Evelyn Lamb writes about mathematics and other cool stuff. Follow on Twitter
A view from the Louisiana State-Alabama college football game, November 3, 2012. Credit: flickr/thepipe26
The Bowl Championship Series (BCS) college football rankings are in turmoil. For two weeks in a row, the top-ranked team has been upset by an underdog from central Texas. (Full disclosure: As a Baylor alum who is the daughter and granddaughter of Aggies, I might be just a little smug.) The BCS rankings are a pretty big deal: college football doesn’t have a championship tournament (yet), and the rankings determine which teams play in the biggest bowl games, including the national championship game between the number one and number two teams. Determining the rankings of the 120 college teams in the Football Bowl Subdivision (FBS) is not easy, especially because teams only play about twelve games, meaning they don’t play 90 percent of the field.
Currently, the BCS rankings are constructed from three components: the Harris interactive poll and the Coaches poll—both of which are surveys of various college football experts—and an average of six different computer ranking systems. Those ingredients are stirred up with some weighted averaging and outlier disposal to create the BCS rankings we know and love (to hate).
The rankings, especially the computer models, can be mysterious. What factors go in, and can we trust the numbers that come out? What are some of the pitfalls that rankings creators need to avoid? Last year, Andrew Karl, a newly minted Ph.D. statistician from Arizona State University, asked himself these questions and decided to create his own ranking system using the BCS rules for computer models in order to understand the process better. The paper he wrote about his own model for college football rankings and the effects of different choices on the outcome was then published in the Journal of Quantitative Analysis in Sports (preprint here).

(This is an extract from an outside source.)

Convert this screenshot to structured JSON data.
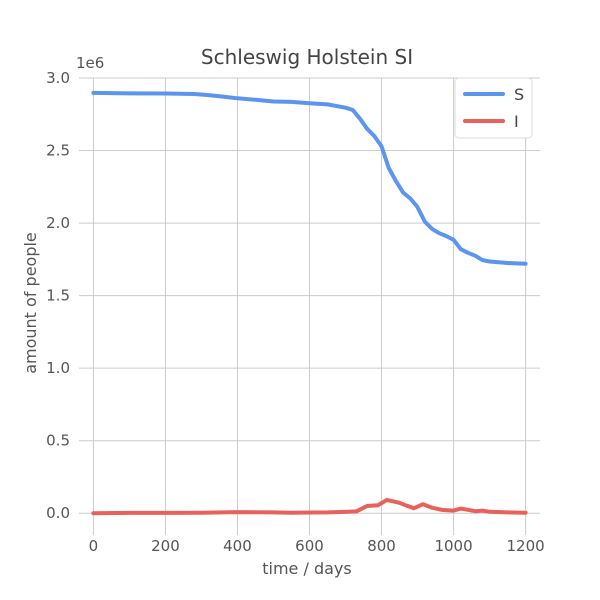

Karl says that the biggest weakness of the BCS rankings system is that it only allows computer models to take into account a team’s binary win-loss record, not the margin of victory, presumably to decrease the chance that teams will run up the score when playing a much weaker opponent. “From a stats perspective, it’s a more challenging notion than using, for example, margin of victory,” says Karl. “There’s a nonlinear component to it.” (Nonlinear is math-ese for “impossible to solve.”) One problem is that when a team is undefeated, many models that use only win-loss data will assign them infinite odds of winning. Oops.

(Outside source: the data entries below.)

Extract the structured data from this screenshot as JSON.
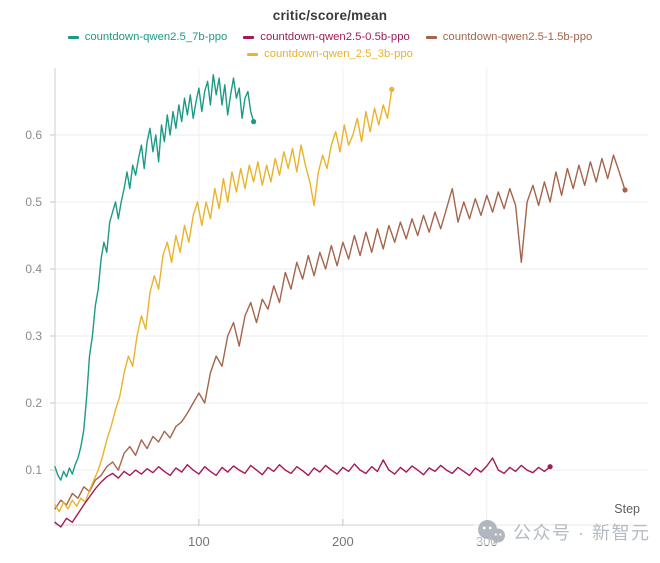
{
  "watermark": {
    "text": "公众号 · 新智元",
    "icon": "wechat-icon",
    "color": "#b2b8c0"
  },
  "chart_data": {
    "type": "line",
    "title": "critic/score/mean",
    "xlabel": "Step",
    "ylabel": "",
    "x_ticks": [
      100,
      200,
      300
    ],
    "y_ticks": [
      0.1,
      0.2,
      0.3,
      0.4,
      0.5,
      0.6
    ],
    "x_domain": [
      0,
      412
    ],
    "y_domain": [
      0.018,
      0.7
    ],
    "grid": true,
    "legend_position": "top",
    "legend_rows": [
      [
        "countdown-qwen2.5_7b-ppo",
        "countdown-qwen2.5-0.5b-ppo",
        "countdown-qwen2.5-1.5b-ppo"
      ],
      [
        "countdown-qwen_2.5_3b-ppo"
      ]
    ],
    "draw_order": [
      "countdown-qwen2.5-1.5b-ppo",
      "countdown-qwen_2.5_3b-ppo",
      "countdown-qwen2.5-0.5b-ppo",
      "countdown-qwen2.5_7b-ppo"
    ],
    "series": [
      {
        "name": "countdown-qwen2.5_7b-ppo",
        "color": "#1d9a86",
        "end_marker": true,
        "step_start": 0,
        "step_delta": 2,
        "values": [
          0.105,
          0.092,
          0.085,
          0.098,
          0.09,
          0.103,
          0.094,
          0.108,
          0.118,
          0.135,
          0.16,
          0.21,
          0.27,
          0.3,
          0.345,
          0.37,
          0.415,
          0.44,
          0.425,
          0.47,
          0.485,
          0.5,
          0.475,
          0.5,
          0.52,
          0.545,
          0.52,
          0.555,
          0.54,
          0.565,
          0.585,
          0.55,
          0.59,
          0.61,
          0.575,
          0.6,
          0.56,
          0.615,
          0.59,
          0.63,
          0.6,
          0.635,
          0.61,
          0.645,
          0.62,
          0.655,
          0.63,
          0.66,
          0.625,
          0.65,
          0.67,
          0.635,
          0.665,
          0.68,
          0.645,
          0.69,
          0.66,
          0.685,
          0.645,
          0.675,
          0.63,
          0.66,
          0.685,
          0.655,
          0.67,
          0.625,
          0.655,
          0.665,
          0.635,
          0.62
        ]
      },
      {
        "name": "countdown-qwen2.5-0.5b-ppo",
        "color": "#a01b58",
        "end_marker": true,
        "step_start": 0,
        "step_delta": 4,
        "values": [
          0.022,
          0.015,
          0.028,
          0.022,
          0.035,
          0.048,
          0.06,
          0.072,
          0.082,
          0.09,
          0.095,
          0.088,
          0.098,
          0.092,
          0.1,
          0.094,
          0.102,
          0.096,
          0.105,
          0.098,
          0.092,
          0.103,
          0.097,
          0.108,
          0.1,
          0.094,
          0.105,
          0.098,
          0.092,
          0.104,
          0.097,
          0.106,
          0.1,
          0.095,
          0.107,
          0.1,
          0.093,
          0.104,
          0.098,
          0.108,
          0.1,
          0.095,
          0.105,
          0.099,
          0.092,
          0.103,
          0.097,
          0.107,
          0.1,
          0.094,
          0.104,
          0.098,
          0.109,
          0.1,
          0.095,
          0.105,
          0.098,
          0.115,
          0.1,
          0.094,
          0.104,
          0.097,
          0.106,
          0.1,
          0.093,
          0.103,
          0.098,
          0.107,
          0.1,
          0.095,
          0.104,
          0.098,
          0.092,
          0.103,
          0.097,
          0.106,
          0.118,
          0.1,
          0.095,
          0.104,
          0.098,
          0.107,
          0.1,
          0.096,
          0.104,
          0.098,
          0.105
        ]
      },
      {
        "name": "countdown-qwen2.5-1.5b-ppo",
        "color": "#a5644c",
        "end_marker": true,
        "step_start": 0,
        "step_delta": 4,
        "values": [
          0.042,
          0.055,
          0.048,
          0.065,
          0.058,
          0.075,
          0.068,
          0.085,
          0.092,
          0.105,
          0.112,
          0.1,
          0.125,
          0.135,
          0.122,
          0.145,
          0.132,
          0.15,
          0.142,
          0.158,
          0.148,
          0.165,
          0.172,
          0.185,
          0.2,
          0.215,
          0.2,
          0.245,
          0.27,
          0.255,
          0.3,
          0.32,
          0.285,
          0.33,
          0.35,
          0.32,
          0.355,
          0.34,
          0.375,
          0.35,
          0.395,
          0.37,
          0.41,
          0.385,
          0.42,
          0.39,
          0.425,
          0.4,
          0.435,
          0.405,
          0.44,
          0.415,
          0.45,
          0.42,
          0.455,
          0.425,
          0.46,
          0.43,
          0.465,
          0.44,
          0.47,
          0.445,
          0.475,
          0.45,
          0.48,
          0.455,
          0.485,
          0.46,
          0.49,
          0.52,
          0.47,
          0.5,
          0.475,
          0.505,
          0.48,
          0.51,
          0.485,
          0.515,
          0.49,
          0.52,
          0.495,
          0.41,
          0.5,
          0.525,
          0.495,
          0.53,
          0.5,
          0.545,
          0.51,
          0.55,
          0.52,
          0.555,
          0.525,
          0.56,
          0.53,
          0.565,
          0.535,
          0.57,
          0.545,
          0.518
        ]
      },
      {
        "name": "countdown-qwen_2.5_3b-ppo",
        "color": "#e9b32b",
        "end_marker": true,
        "step_start": 0,
        "step_delta": 3,
        "values": [
          0.048,
          0.038,
          0.052,
          0.042,
          0.055,
          0.046,
          0.058,
          0.052,
          0.07,
          0.085,
          0.1,
          0.12,
          0.145,
          0.165,
          0.19,
          0.21,
          0.245,
          0.27,
          0.255,
          0.3,
          0.33,
          0.31,
          0.365,
          0.39,
          0.37,
          0.42,
          0.44,
          0.41,
          0.45,
          0.425,
          0.465,
          0.44,
          0.48,
          0.5,
          0.465,
          0.5,
          0.475,
          0.52,
          0.49,
          0.535,
          0.5,
          0.545,
          0.515,
          0.55,
          0.52,
          0.555,
          0.53,
          0.56,
          0.525,
          0.555,
          0.53,
          0.565,
          0.54,
          0.575,
          0.55,
          0.58,
          0.545,
          0.585,
          0.555,
          0.53,
          0.495,
          0.545,
          0.57,
          0.55,
          0.585,
          0.605,
          0.575,
          0.615,
          0.585,
          0.6,
          0.625,
          0.59,
          0.635,
          0.605,
          0.64,
          0.615,
          0.645,
          0.625,
          0.668
        ]
      }
    ],
    "style": {
      "grid_color": "#ebebeb",
      "vgrid_color": "#f0f0f0",
      "axis_color": "#cfcfcf",
      "tick_color": "#c6c6c6",
      "y_label_color": "#8b8b8b",
      "x_label_color": "#757575",
      "step_label_color": "#5f5f5f",
      "title_color": "#3a3a3a"
    }
  }
}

Karl’s approach uses a “generalized linear mixed model.” Wins and losses over the course of the season create a rating for each team. A bit confusingly, a rating is not the same as a ranking. The ordering of the ratings determines the ranking, but the rating contains more information. Teams that differ by one in rank could have ratings that are very close or very far apart. In that case, the difference in ratings might be within the margin of error, but the ranking will not reflect that. If the model is perfect and the world contains no surprises, a team with a higher rating will always beat a team with a lower rating. The term “generalized” means that the ratings might not follow a normal distribution, the famous bell curve, and the term “mixed” means that the model includes some random effects, since the real world throws in a few curveballs. Unfortunately, the model ends up spitting out a pretty scary calculation: an integral whose dimension is the same as the number of teams in the rankings, which this year is 120, if you restrict to bowl-eligible teams. (If you took multi-variable calculus, remember how hard 3-dimensional integrals can be? Adding 117 more dimensions doesn’t make things easier.) Karl can’t say for sure how his model differs from the computer models used by the BCS, as most of them are proprietary.
Karl actually developed several different models, each varying the distribution of the ratings, the amount and type of random variation, the chosen method of approximating the solution to the integral, and even whether to rank only the FBS teams or all the teams in Division 1, including teams in smaller conferences such as the Ivy and Big Sky leagues. Karl found that in general, the changes due to these choices were small compared with standard errors in ratings, but of course even a small difference in ratings can change the rankings of two teams, possibly affecting who gets to play for the championship.
If the computer models are so problematic, why use them at all? Karl says that this year, Florida State (FSU) highlights the utility of the computer rankings. FSU has only one loss, but it has played an easy schedule. The human polls have FSU ranked five and six, but the computer rankings—both the BCS’s and Karl’s—have it down around 15; the computer models are more sensitive to the strength of schedule, and less emotional about the win-loss record, than the humans surveyed.
Karl says he’s not a betting man, but he sometimes does informal picks with his friends. “None of my other friends have their own models,” he says, but he acknowledges that his model is probably not one of the best ones—he was working within the constraints of the BCS computer ranking system rules. If he were really out to win big, he would use a model that takes margin of victory into account.
Right now, Karl’s rankings aren’t too far off from those of the BCS. The BCS top five teams are (in order) Notre Dame, Alabama, Georgia, Florida and Oregon. Karl’s best model has Notre Dame, Florida, Alabama, Oregon and Stanford at the top. They aren’t too different, but even the small changes would make a big difference to the teams who would end up in different bowl games as a result. With only one undefeated team left, who knows what might happen in the final weeks? (Sorry, Fighting Irish fans, but I like the chaos: Go USC!)